Byte-Pair Encoding (BPE) — the GPT approach

Training BPE on a corpus:

  1. Start with character-level vocabulary
  2. Count all adjacent character pairs
  3. Merge the most frequent pair into one token
  4. Add merged token to vocabulary
  5. Repeat for ~30,000 iterations

Example (small corpus):
  Initial:  'l', 'o', 'w', '#'  (# = end-of-word)
  Pair counts: 'l o' = 5, 'o w' = 4, 'w #' = 3 ...
  Merge 'l o' → 'lo'
  Pair counts: 'lo w' = 4, 'o w' = 0 (consumed) ...
  Continue merging until vocab is full.

At inference, apply the same merges greedily to new text.
Result: common letter-pairs like 'th', 'ing', 'tion' become single tokens.

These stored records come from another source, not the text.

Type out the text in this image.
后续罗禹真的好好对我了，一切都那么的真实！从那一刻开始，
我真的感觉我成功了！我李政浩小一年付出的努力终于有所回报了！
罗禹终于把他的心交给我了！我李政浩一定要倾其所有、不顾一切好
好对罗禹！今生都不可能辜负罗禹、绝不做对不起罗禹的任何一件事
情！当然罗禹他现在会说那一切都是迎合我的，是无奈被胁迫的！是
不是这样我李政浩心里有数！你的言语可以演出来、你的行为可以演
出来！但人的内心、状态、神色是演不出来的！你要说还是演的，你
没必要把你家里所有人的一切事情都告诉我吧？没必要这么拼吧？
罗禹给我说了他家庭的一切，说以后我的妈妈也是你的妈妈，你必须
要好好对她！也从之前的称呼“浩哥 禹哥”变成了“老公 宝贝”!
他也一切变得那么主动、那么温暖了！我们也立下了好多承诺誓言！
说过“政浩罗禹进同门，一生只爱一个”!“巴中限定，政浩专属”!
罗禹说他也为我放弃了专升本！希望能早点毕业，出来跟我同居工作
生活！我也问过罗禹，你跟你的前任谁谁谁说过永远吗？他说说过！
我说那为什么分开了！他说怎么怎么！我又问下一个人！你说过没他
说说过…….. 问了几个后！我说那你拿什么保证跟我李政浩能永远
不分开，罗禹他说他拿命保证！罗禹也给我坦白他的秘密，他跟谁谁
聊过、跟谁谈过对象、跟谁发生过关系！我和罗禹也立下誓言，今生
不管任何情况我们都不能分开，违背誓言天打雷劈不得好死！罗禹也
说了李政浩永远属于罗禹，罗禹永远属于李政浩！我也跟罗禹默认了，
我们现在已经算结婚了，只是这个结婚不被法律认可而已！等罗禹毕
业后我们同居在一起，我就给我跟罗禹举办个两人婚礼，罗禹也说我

BPE: bottom-up merging until vocab budget is full · used by GPT-2/3/4, RoBERTa

Preprocessing — what happens before tokenization

  • Unicode normalisation: NFKC normalisation collapses 'é' (one char) and 'e´' (two chars) into the same form.
  • Lowercasing: was standard for older NLP (BERT-base-uncased) — modern LLMs (GPT-4, LLaMA) are case-sensitive because case carries meaning ('Apple' vs 'apple').
  • Punctuation handling: split punctuation as separate tokens or merge with surrounding word. BPE usually handles this automatically.
  • Special tokens: [CLS] (classification), [SEP] (separator), [MASK] (BERT-style masking), <BOS>/<EOS> (start/end of sequence), <PAD> (padding short sequences in a batch).
  • Truncation: sequences longer than the model's max length (512 for BERT, 8k-200k for GPT-4) must be cut.

Practice questions

  1. Why is subword tokenization (BPE/WordPiece) the dominant approach in modern LLMs?
  2. Approximately how many tokens does an English paragraph of 100 words occupy in a typical BPE tokenizer?
  3. What's the key idea behind the BPE training algorithm?
  4. Why must you use the same tokenizer that was used during pre-training when fine-tuning a model?